Note that it is true when $n=m=1$. Thanks.
 A: $\newcommand{\E}{\operatorname{E}}\newcommand{\var}{\operatorname{var}}\newcommand{\cov}{\operatorname{cov}}$
In comments you say you have a theorem that if two multivariate normal distributions have the same mean and the same variance, then they are the same distribution.
You have
$$
\E\begin{bmatrix} X \\ Y \end{bmatrix} = \begin{bmatrix} \E X \\ \E Y \end{bmatrix}
$$
and
\begin{align}
\var \begin{bmatrix} X \\ Y \end{bmatrix} & = \E\left( \left(\begin{bmatrix} X \\  Y \end{bmatrix} -\E\begin{bmatrix} X \\ Y \end{bmatrix} \right) \left(\begin{bmatrix} X \\  Y \end{bmatrix} -\E\begin{bmatrix} X \\ Y \end{bmatrix} \right)^T \right) \\[10pt]

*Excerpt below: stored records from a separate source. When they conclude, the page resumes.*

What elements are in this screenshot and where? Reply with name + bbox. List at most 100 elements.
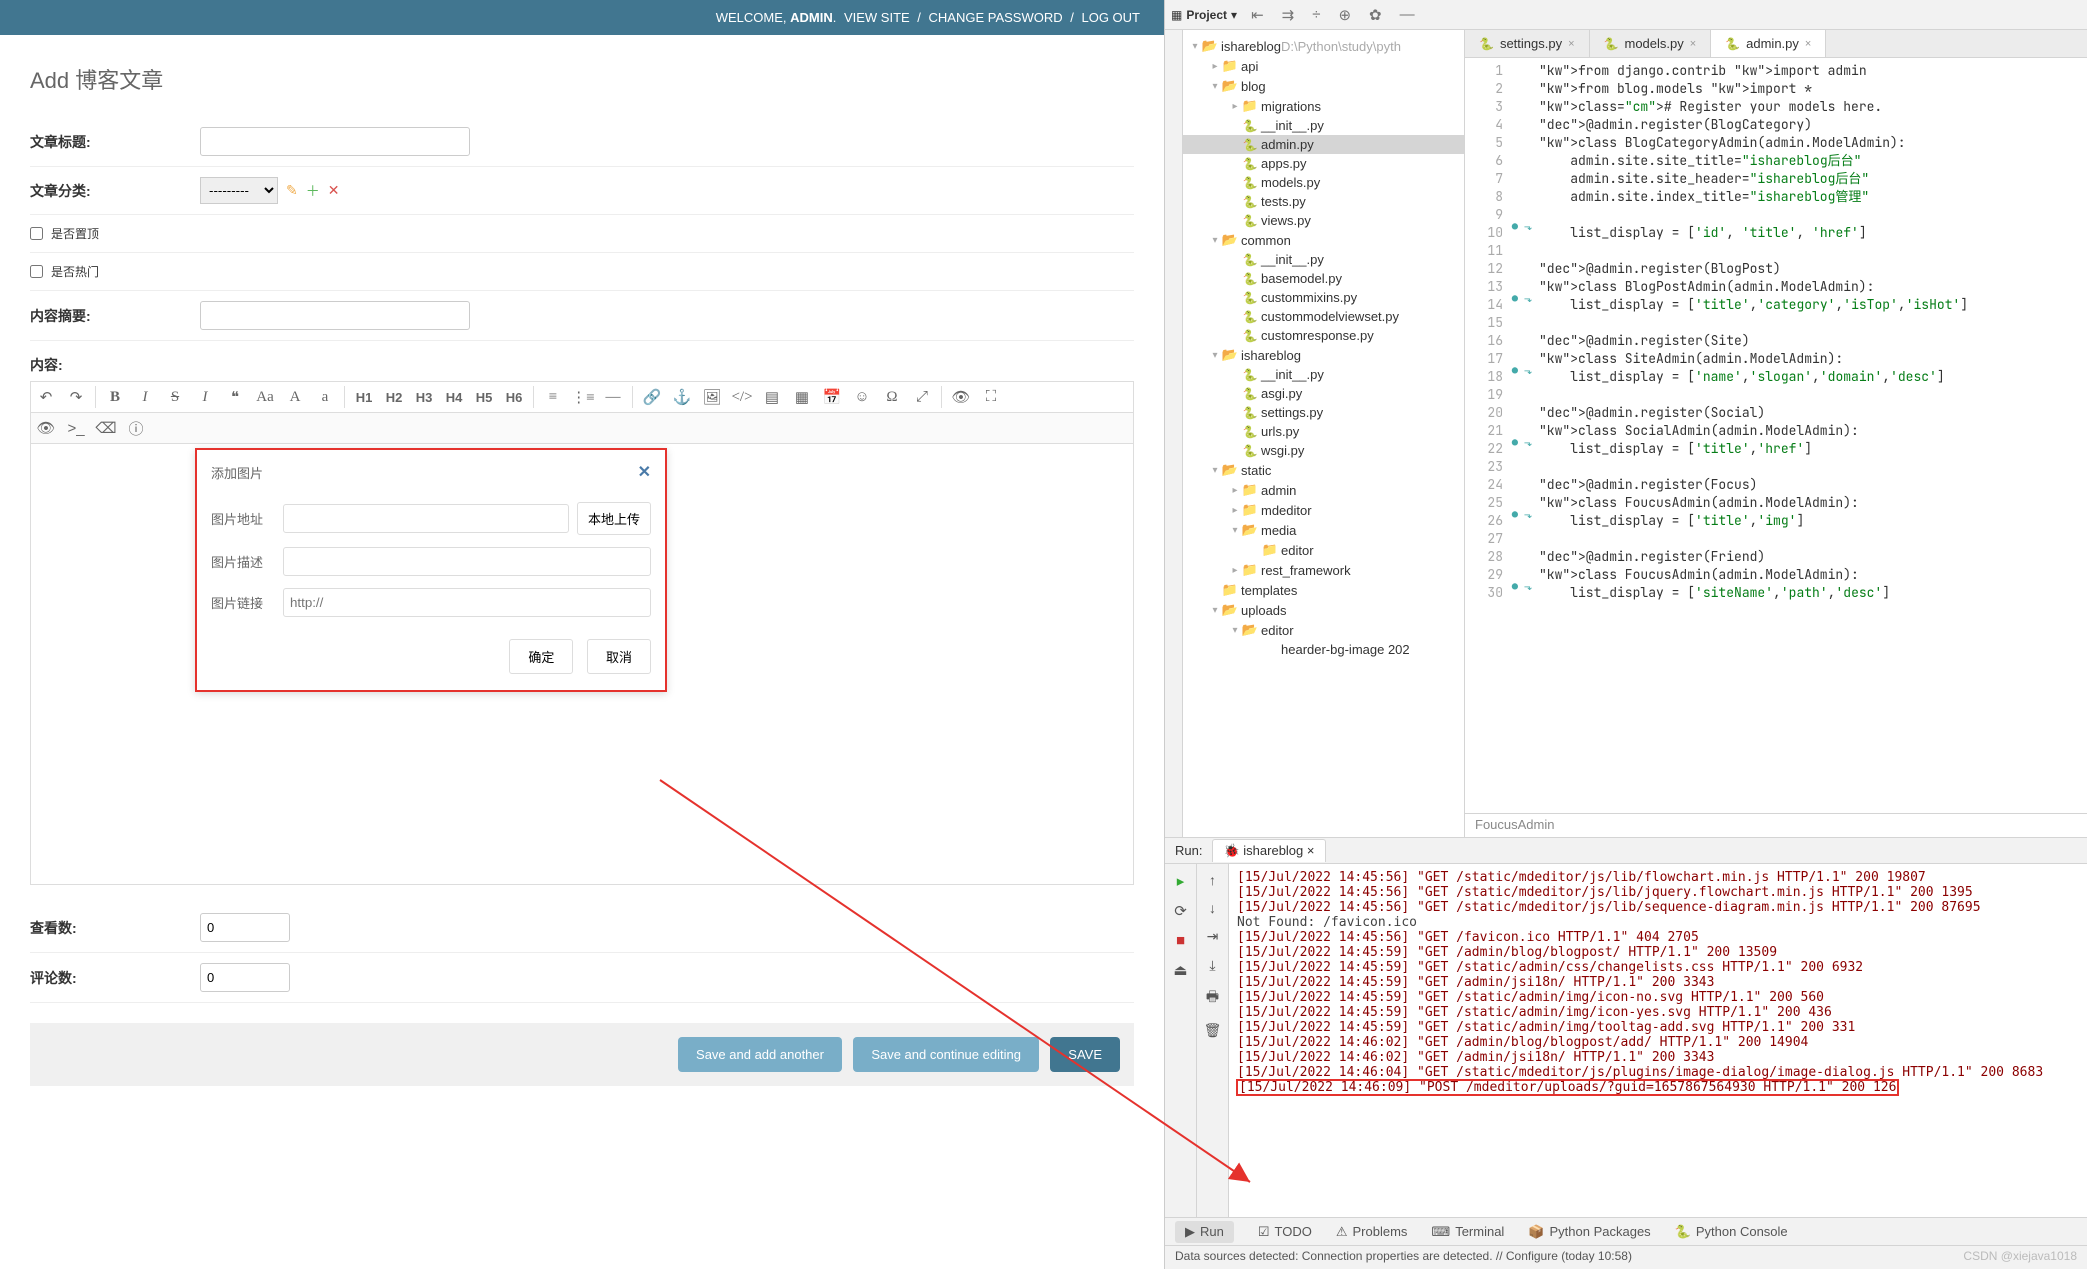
input-image-url[interactable] — [283, 504, 569, 533]
tree-node[interactable]: ▸migrations — [1183, 96, 1464, 116]
softwrap-icon[interactable]: ⇥ — [1207, 928, 1219, 945]
tree-node[interactable]: ▾static — [1183, 460, 1464, 480]
tree-node[interactable]: ▾uploads — [1183, 600, 1464, 620]
tree-node[interactable]: wsgi.py — [1183, 441, 1464, 460]
anchor-icon[interactable]: ⚓ — [667, 382, 697, 412]
h1-button[interactable]: H1 — [349, 382, 379, 412]
tree-node[interactable]: ▾editor — [1183, 620, 1464, 640]
view-site-link[interactable]: VIEW SITE — [844, 10, 910, 25]
tree-node[interactable]: __init__.py — [1183, 250, 1464, 269]
bottom-tab[interactable]: ⚠Problems — [1336, 1224, 1408, 1240]
undo-icon[interactable]: ↶ — [31, 382, 61, 412]
input-image-link[interactable] — [283, 588, 651, 617]
fullscreen-icon[interactable]: ⛶ — [976, 382, 1006, 412]
tree-node[interactable]: custommodelviewset.py — [1183, 307, 1464, 326]
divide-icon[interactable]: ÷ — [1308, 6, 1324, 23]
source-code[interactable]: "kw">from django.contrib "kw">import adm… — [1533, 58, 2087, 813]
save-continue-button[interactable]: Save and continue editing — [853, 1037, 1039, 1072]
tree-node[interactable]: ▾ishareblog — [1183, 345, 1464, 365]
save-button[interactable]: SAVE — [1050, 1037, 1120, 1072]
tree-node[interactable]: admin.py — [1183, 135, 1464, 154]
link-icon[interactable]: 🔗 — [637, 382, 667, 412]
list-ol-icon[interactable]: ⋮≡ — [568, 382, 598, 412]
input-views[interactable] — [200, 913, 290, 942]
h4-button[interactable]: H4 — [439, 382, 469, 412]
font-up-icon[interactable]: A — [280, 382, 310, 412]
tree-node[interactable]: hearder-bg-image 202 — [1183, 640, 1464, 659]
tree-node[interactable]: ▾common — [1183, 230, 1464, 250]
image-icon[interactable]: 🖼 — [697, 382, 727, 412]
tree-node[interactable]: ▸mdeditor — [1183, 500, 1464, 520]
stop-icon[interactable]: ■ — [1176, 932, 1185, 949]
special-char-icon[interactable]: Ω — [877, 382, 907, 412]
tree-node[interactable]: customresponse.py — [1183, 326, 1464, 345]
scroll-down-icon[interactable]: ↓ — [1209, 900, 1216, 916]
tree-node[interactable]: __init__.py — [1183, 365, 1464, 384]
input-comments[interactable] — [200, 963, 290, 992]
locate-icon[interactable]: ⊕ — [1334, 6, 1355, 24]
bottom-tab[interactable]: 🐍Python Console — [1675, 1224, 1788, 1240]
tree-node[interactable]: ▾blog — [1183, 76, 1464, 96]
change-password-link[interactable]: CHANGE PASSWORD — [929, 10, 1063, 25]
tree-node[interactable]: ▸admin — [1183, 480, 1464, 500]
clear-icon[interactable]: ⌫ — [91, 413, 121, 443]
editor-tab[interactable]: settings.py× — [1465, 30, 1590, 57]
tree-node[interactable]: urls.py — [1183, 422, 1464, 441]
tree-node[interactable]: models.py — [1183, 173, 1464, 192]
close-icon[interactable]: ✕ — [638, 462, 651, 482]
project-selector[interactable]: ▦ Project ▾ — [1171, 8, 1237, 22]
h6-button[interactable]: H6 — [499, 382, 529, 412]
redo-icon[interactable]: ↷ — [61, 382, 91, 412]
tree-node[interactable]: editor — [1183, 540, 1464, 560]
tree-node[interactable]: __init__.py — [1183, 116, 1464, 135]
tree-node[interactable]: asgi.py — [1183, 384, 1464, 403]
terminal-icon[interactable]: >_ — [61, 413, 91, 443]
print-icon[interactable]: 🖶 — [1206, 986, 1219, 1010]
h5-button[interactable]: H5 — [469, 382, 499, 412]
tree-node[interactable]: tests.py — [1183, 192, 1464, 211]
add-icon[interactable]: ＋ — [306, 181, 320, 201]
input-summary[interactable] — [200, 301, 470, 330]
hide-icon[interactable]: — — [1396, 6, 1419, 23]
breadcrumb[interactable]: FoucusAdmin — [1465, 813, 2087, 837]
run-config-tab[interactable]: 🐞 ishareblog × — [1212, 839, 1325, 862]
scroll-end-icon[interactable]: ⤓ — [1209, 957, 1215, 974]
edit-icon[interactable]: ✎ — [286, 182, 298, 199]
h2-button[interactable]: H2 — [379, 382, 409, 412]
watch-icon[interactable]: 👁 — [31, 413, 61, 443]
hr-icon[interactable]: — — [598, 382, 628, 412]
ok-button[interactable]: 确定 — [509, 639, 573, 674]
bold-icon[interactable]: B — [100, 382, 130, 412]
console-output[interactable]: [15/Jul/2022 14:45:56] "GET /static/mded… — [1229, 864, 2087, 1217]
trash-icon[interactable]: 🗑 — [1204, 1022, 1222, 1039]
exit-icon[interactable]: ⏏ — [1173, 961, 1187, 979]
project-tree[interactable]: ▾ishareblog D:\Python\study\pyth▸api▾blo… — [1183, 30, 1465, 837]
italic2-icon[interactable]: I — [190, 382, 220, 412]
bottom-tab[interactable]: ☑TODO — [1258, 1224, 1312, 1240]
strike-icon[interactable]: S — [160, 382, 190, 412]
table-icon[interactable]: ▦ — [787, 382, 817, 412]
delete-icon[interactable]: ✕ — [328, 182, 340, 199]
tree-node[interactable]: ▾ishareblog D:\Python\study\pyth — [1183, 36, 1464, 56]
cancel-button[interactable]: 取消 — [587, 639, 651, 674]
tree-node[interactable]: apps.py — [1183, 154, 1464, 173]
tree-node[interactable]: templates — [1183, 580, 1464, 600]
code-icon[interactable]: </> — [727, 382, 757, 412]
tree-node[interactable]: custommixins.py — [1183, 288, 1464, 307]
tree-node[interactable]: basemodel.py — [1183, 269, 1464, 288]
local-upload-button[interactable]: 本地上传 — [577, 502, 651, 535]
logout-link[interactable]: LOG OUT — [1081, 10, 1140, 25]
pagebreak-icon[interactable]: ⤢ — [907, 382, 937, 412]
font-down-icon[interactable]: a — [310, 382, 340, 412]
tree-node[interactable]: ▸api — [1183, 56, 1464, 76]
h3-button[interactable]: H3 — [409, 382, 439, 412]
expand-icon[interactable]: ⇉ — [1278, 6, 1299, 24]
preview-icon[interactable]: 👁 — [946, 382, 976, 412]
list-ul-icon[interactable]: ≡ — [538, 382, 568, 412]
rerun-icon[interactable]: ▸ — [1177, 872, 1185, 890]
checkbox-istop[interactable] — [30, 227, 43, 240]
editor-tab[interactable]: models.py× — [1590, 30, 1712, 57]
bottom-tab[interactable]: 📦Python Packages — [1528, 1224, 1650, 1240]
bottom-tab[interactable]: ▶Run — [1175, 1221, 1234, 1243]
tree-node[interactable]: ▸rest_framework — [1183, 560, 1464, 580]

& = \begin{bmatrix} \var X & \cov(X,Y) \\ \cov(X,Y)^T & \var(Y) \end{bmatrix}.
\end{align}
The two off-diagonal matrices are $0$, by hypothesis.

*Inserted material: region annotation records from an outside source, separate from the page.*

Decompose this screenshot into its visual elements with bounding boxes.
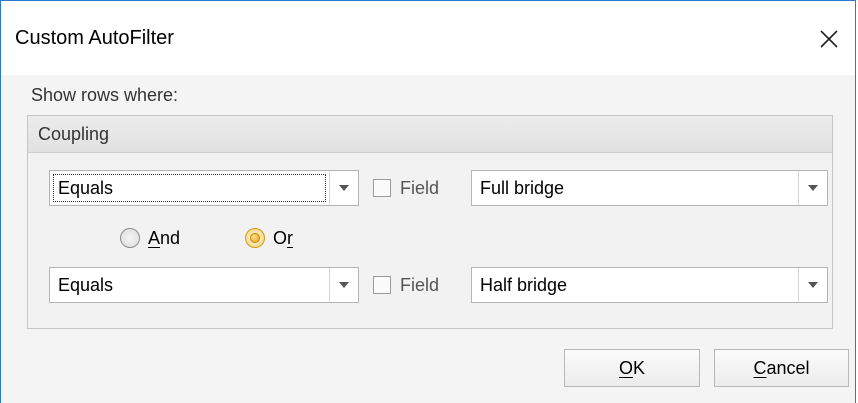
ok-label-underlined: O — [618, 357, 633, 378]
value2-dropdown-button[interactable] — [798, 268, 827, 302]
close-icon — [820, 30, 838, 48]
or-label: Or — [273, 227, 294, 248]
dialog-title: Custom AutoFilter — [15, 27, 174, 49]
group-header: Coupling — [28, 116, 832, 153]
close-button[interactable] — [809, 19, 849, 59]
operator2-dropdown-button[interactable] — [329, 268, 358, 302]
operator1-select[interactable]: Equals — [49, 170, 359, 206]
show-rows-label: Show rows where: — [31, 85, 179, 105]
chevron-down-icon — [808, 282, 818, 288]
field2-checkbox[interactable] — [373, 276, 391, 294]
cancel-button[interactable]: Cancel — [714, 349, 849, 387]
operator2-select[interactable]: Equals — [49, 267, 359, 303]
value1-value: Full bridge — [480, 178, 565, 198]
chevron-down-icon — [339, 185, 349, 191]
and-radio[interactable] — [120, 228, 140, 248]
cancel-label-rest: ancel — [766, 357, 810, 378]
field2-label: Field — [400, 274, 440, 295]
operator2-value: Equals — [58, 275, 114, 295]
or-radio-wrap[interactable]: Or — [245, 224, 293, 252]
column-name: Coupling — [38, 124, 110, 144]
custom-autofilter-dialog: Custom AutoFilter Show rows where: Coupl… — [0, 0, 856, 403]
value1-dropdown-button[interactable] — [798, 171, 827, 205]
filter-group: Coupling Equals Field Full bridge And Or… — [27, 115, 833, 329]
and-radio-wrap[interactable]: And — [120, 224, 180, 252]
ok-label-rest: K — [633, 357, 646, 378]
operator1-dropdown-button[interactable] — [329, 171, 358, 205]
and-label: And — [148, 227, 181, 248]
field1-checkbox-wrap[interactable]: Field — [373, 174, 439, 202]
title-bar: Custom AutoFilter — [1, 1, 855, 75]
operator1-value: Equals — [58, 178, 114, 198]
chevron-down-icon — [808, 185, 818, 191]
ok-button[interactable]: OK — [564, 349, 700, 387]
chevron-down-icon — [339, 282, 349, 288]
field1-checkbox[interactable] — [373, 179, 391, 197]
field1-label: Field — [400, 177, 440, 198]
cancel-label-underlined: C — [753, 357, 767, 378]
value2-value: Half bridge — [480, 275, 568, 295]
field2-checkbox-wrap[interactable]: Field — [373, 271, 439, 299]
value2-select[interactable]: Half bridge — [471, 267, 828, 303]
or-radio[interactable] — [245, 228, 265, 248]
value1-select[interactable]: Full bridge — [471, 170, 828, 206]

Now consider another normal distribution of $(n+m)\times 1$ column vectors: The first $n$ components are distributed exactly as $X$ is distributed and the last $m$ components as $Y$, and they are independent.  That multivariate normal distribution has the same mean (in $\mathbb R^{n+m}$) and the same variance (in $\mathbb R^{(n+m)\times(n+m)}$) as the distribution of $X$ and $Y$.  Now apply the theorem mentioned in the first paragraph above.